My Grandad was in the Army and posted in India for many years. He always said he wanted to take my Nan and all his children back to India and show them the Taj. Unfortunately this was a dream he was unable to fulfill so I have come to do it for them all.
We had booked onto 2AC sleeper, which is the posh carriage with air-con (not needed on this occasion) permanently closed and sealed windows and less chance of rats and other creepy crawlies. We found the tourist ticket office at the station after stepping over numerous homeless, people on reservation lists and travelers who had arrived early with a picnic and their whole family waiting to see them off all of which had set up camp in the foyer.
The tickets were checked and we were told there had been a mistake, the seats were sleeper but in general class not 2AC. We took this in our stride, general class was also great we had experienced this in the seating carriage before it just had shutters on the windows that let in draft and a bit more chance of wildlife but nothing we couldn't handle.
We waited for the train to arrive, found our carriage and checked the list that is taped to the side of the train for our names. We found them eventually but both names were against one seat number. This couldn't be right ... we got our bags on and Rod went to find out what had happened while I sat inwardly panicking that he wouldn't get back on the train in time. There were lots of other travelers in the carriage and they had been grouped together at the opposite end to us.
Rod eventually came back with the explaination ... We had been done!!! The trains are laid out into sections with 6 bunks one side and two bunks the other. The bottom bunk of the two is separated into seats and a lever is pulled to combine the two seats to create a bunk. So instead of us being sold the top and bottom bunks we had been sold two seats and told we had bunks. Bobbing Rastards!!!

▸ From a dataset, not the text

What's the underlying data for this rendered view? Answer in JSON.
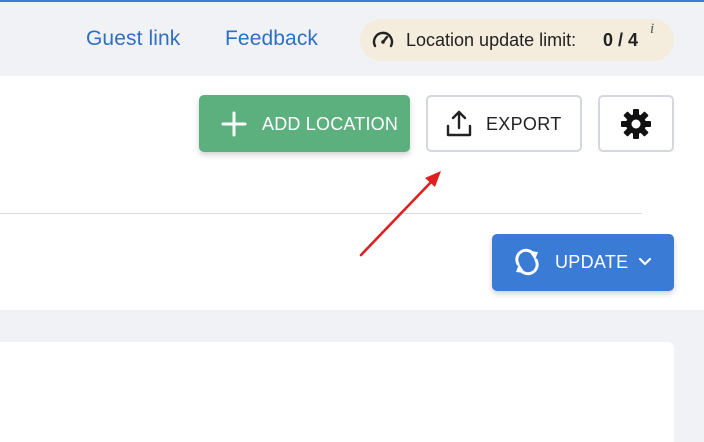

We made the best of a bad situation after some head shaking and disbelief and settled down with a cup of Masala Chai which makes everything seem better to construct a plan of what to do next. After several failed attempts to sleep in shifts while eyeing up other vacant seats (that were soon filled) we dropped the bunk and put two fingers up to public displays of affection and spooned!! You can't keep a good team down!!!
The carriage was a hive of activity all night with people coming and going, the conductor checking tickets realising most of the people hadn't got one and swopping and changing at every station along the way with the people who could pay him a backhander, the railway police patrolling the aisle with sub machine guns (which was comforting and unnerving at the same time) and the sounds of wallah's passing through the carriages shouting "Chai, Chai" and selling other beverages, newspapers and general paraphernalia that you really would have no use for on a train especially at 2 in the morning. This seemed to happen just as you had managed to drift off so as you can imagine we had a couple of hours broken sleep each until 5am when the whole train seems to wake and pray.
All this was forgotten as we crossed a rickety bridge over the Yamuna river on the approach to Agra station and we had our first glimpse of the Taj Mahal silhouetted perfectly on the horizon in the early morning mist.